Edentosuchus Temporal range: Early Cretaceous

Scientific classification
- Kingdom: Animalia
- Phylum: Chordata
- Class: Reptilia
- Clade: Archosauria
- Clade: Pseudosuchia
- Clade: Crocodylomorpha
- Family: †Protosuchidae
- Genus: †Edentosuchus Yang, 1973
- Type species: †Edentosuchus tienshanensis Yang, 1973

= Edentosuchus =

Extinct genus of reptiles

Edentosuchus is a genus of protosuchian crocodyliform. It is known from fossils found in rocks of the Early Cretaceous-age Tugulu Group from the Junggar Basin, Xinjiang, China. Two partial skulls and several neck vertebrae are known to date. An articulated partial postcranial skeleton may also belong to this genus, but there is no overlapping material between it and known Edentosuchus specimens.

== History ==
Edentosuchus was described in 1973 by Yang Zhongjian (C. C. Young), and is based on IVPP V 3236, a partial skull and associated neck vertebrae. The type species is E. tienshanensis. A joint Natural History Museum of Los Angeles County-National Geological Museum of China expedition recovered another partial skull in 2000. Yang originally assigned it to its own family (Edentosuchidae) within Protosuchia, but later research by Diego Pol and colleagues using the new material found it to be a protosuchid.

== Description ==
Edentosuchus had markedly heterodont teeth. In the upper jaw, the teeth in the tip of the snout (premaxillae) were conical. Following them, the first two teeth of the maxillae had three cusps.
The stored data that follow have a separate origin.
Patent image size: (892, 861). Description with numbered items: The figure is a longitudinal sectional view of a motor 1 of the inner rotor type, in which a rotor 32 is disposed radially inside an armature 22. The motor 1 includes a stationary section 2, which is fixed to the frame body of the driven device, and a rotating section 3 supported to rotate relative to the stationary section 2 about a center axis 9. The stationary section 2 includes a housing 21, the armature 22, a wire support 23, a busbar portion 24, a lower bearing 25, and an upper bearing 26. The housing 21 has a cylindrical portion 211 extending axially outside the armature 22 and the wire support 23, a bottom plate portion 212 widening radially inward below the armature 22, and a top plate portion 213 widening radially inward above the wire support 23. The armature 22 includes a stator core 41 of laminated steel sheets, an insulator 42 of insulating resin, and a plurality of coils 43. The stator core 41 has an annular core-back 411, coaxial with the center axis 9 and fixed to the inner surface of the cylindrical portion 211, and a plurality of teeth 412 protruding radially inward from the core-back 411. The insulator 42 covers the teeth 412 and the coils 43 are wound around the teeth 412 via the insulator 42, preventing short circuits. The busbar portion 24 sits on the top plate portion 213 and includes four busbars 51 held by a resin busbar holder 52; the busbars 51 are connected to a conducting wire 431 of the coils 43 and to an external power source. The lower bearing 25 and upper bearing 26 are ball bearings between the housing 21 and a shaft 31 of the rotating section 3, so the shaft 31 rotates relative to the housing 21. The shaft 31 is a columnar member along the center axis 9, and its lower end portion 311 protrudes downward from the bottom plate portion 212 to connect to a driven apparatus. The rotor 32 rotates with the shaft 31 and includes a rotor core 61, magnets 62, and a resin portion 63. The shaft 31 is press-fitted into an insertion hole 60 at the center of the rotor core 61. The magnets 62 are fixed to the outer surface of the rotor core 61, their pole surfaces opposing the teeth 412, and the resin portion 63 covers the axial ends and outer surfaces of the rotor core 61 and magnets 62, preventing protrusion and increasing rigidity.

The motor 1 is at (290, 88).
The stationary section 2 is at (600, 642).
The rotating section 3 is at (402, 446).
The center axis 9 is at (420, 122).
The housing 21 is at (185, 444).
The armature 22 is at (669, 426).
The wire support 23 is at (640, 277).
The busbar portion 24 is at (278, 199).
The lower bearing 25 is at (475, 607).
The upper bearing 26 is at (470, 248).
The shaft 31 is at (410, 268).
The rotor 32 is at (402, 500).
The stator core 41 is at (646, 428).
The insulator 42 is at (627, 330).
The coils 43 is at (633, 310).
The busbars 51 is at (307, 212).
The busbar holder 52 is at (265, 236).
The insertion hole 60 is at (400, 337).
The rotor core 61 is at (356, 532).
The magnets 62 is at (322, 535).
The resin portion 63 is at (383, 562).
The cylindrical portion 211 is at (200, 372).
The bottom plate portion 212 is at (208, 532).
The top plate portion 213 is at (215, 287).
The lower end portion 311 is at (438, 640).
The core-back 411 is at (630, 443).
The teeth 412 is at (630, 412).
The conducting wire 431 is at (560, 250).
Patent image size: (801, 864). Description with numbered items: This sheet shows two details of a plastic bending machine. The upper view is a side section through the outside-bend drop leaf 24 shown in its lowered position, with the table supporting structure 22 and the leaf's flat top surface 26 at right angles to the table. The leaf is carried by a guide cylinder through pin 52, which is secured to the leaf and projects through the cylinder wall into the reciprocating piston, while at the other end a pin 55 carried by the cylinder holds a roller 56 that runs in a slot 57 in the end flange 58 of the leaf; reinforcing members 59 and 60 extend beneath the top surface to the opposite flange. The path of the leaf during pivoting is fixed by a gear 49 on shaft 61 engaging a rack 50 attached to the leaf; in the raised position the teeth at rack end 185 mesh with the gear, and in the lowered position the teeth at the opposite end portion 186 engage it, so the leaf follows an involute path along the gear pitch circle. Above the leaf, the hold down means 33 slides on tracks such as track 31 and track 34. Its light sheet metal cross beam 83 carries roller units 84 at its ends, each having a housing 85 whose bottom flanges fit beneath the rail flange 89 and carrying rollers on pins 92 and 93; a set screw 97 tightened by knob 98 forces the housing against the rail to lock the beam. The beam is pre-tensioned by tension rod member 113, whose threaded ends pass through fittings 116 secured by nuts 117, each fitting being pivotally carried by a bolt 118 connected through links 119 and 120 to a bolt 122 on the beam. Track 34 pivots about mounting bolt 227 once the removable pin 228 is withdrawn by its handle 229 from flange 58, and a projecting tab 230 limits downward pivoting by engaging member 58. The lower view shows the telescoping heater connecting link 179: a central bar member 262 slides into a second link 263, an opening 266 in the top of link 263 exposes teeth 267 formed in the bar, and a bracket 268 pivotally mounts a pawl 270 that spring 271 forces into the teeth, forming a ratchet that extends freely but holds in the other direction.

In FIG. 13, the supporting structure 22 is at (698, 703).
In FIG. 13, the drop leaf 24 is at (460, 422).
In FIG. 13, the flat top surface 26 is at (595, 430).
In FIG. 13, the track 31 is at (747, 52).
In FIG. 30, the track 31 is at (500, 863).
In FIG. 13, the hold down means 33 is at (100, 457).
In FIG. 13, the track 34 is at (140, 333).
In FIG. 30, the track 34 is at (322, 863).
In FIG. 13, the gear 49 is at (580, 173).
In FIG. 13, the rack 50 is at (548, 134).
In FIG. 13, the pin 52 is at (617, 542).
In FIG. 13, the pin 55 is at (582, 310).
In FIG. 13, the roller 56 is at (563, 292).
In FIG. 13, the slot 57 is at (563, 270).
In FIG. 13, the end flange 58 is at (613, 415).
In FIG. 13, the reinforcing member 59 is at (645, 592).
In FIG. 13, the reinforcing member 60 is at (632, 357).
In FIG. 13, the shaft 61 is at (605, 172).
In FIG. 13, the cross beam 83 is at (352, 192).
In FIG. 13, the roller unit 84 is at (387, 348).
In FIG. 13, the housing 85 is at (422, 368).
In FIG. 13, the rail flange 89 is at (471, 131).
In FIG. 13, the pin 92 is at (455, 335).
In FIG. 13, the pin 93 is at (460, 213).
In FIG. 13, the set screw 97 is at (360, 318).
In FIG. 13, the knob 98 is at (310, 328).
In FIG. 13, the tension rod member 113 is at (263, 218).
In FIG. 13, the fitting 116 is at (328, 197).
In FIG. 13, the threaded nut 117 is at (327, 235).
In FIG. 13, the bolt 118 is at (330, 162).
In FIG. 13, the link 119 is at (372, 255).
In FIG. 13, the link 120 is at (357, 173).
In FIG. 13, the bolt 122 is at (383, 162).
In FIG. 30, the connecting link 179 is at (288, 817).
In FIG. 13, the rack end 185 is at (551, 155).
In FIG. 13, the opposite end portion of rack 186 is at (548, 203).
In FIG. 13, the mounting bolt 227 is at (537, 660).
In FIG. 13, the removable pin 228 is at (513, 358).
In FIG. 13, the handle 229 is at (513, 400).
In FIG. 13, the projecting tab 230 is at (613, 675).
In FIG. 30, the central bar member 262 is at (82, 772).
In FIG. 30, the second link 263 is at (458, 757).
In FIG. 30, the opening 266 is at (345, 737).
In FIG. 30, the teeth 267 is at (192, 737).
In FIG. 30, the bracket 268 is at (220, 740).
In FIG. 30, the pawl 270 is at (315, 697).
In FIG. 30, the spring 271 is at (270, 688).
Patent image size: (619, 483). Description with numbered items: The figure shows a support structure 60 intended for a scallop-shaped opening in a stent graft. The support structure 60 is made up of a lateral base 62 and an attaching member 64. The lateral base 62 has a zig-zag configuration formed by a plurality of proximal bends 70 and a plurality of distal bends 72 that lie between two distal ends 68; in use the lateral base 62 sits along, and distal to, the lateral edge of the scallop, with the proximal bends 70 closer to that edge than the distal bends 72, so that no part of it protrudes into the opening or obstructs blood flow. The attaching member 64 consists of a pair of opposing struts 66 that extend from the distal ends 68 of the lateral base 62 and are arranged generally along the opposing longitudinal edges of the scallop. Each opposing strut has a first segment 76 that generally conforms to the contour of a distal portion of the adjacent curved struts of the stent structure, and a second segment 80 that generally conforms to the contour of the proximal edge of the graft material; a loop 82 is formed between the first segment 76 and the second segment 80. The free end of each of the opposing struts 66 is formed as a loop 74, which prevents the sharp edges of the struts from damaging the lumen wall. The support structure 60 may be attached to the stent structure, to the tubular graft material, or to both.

The next two had numerous small cusps, and the fifth and last was bulbous, larger than others, and featured small cusps. In the lower jaw, several of the nine teeth on each side featured small cusps, but the second tooth was a greatly enlarged fang. The skull was only a few centimetres (or inches) long, and had a short, relatively narrow snout and wide posterior section.

== Paleoecology ==
Edentosuchus lived in a hot, seasonally arid floodplain environment. Living alongside it were turtles, dsungaripterid pterosaurs, and theropod, sauropod, stegosaurian, psittacosaurid, and ornithopod dinosaurs.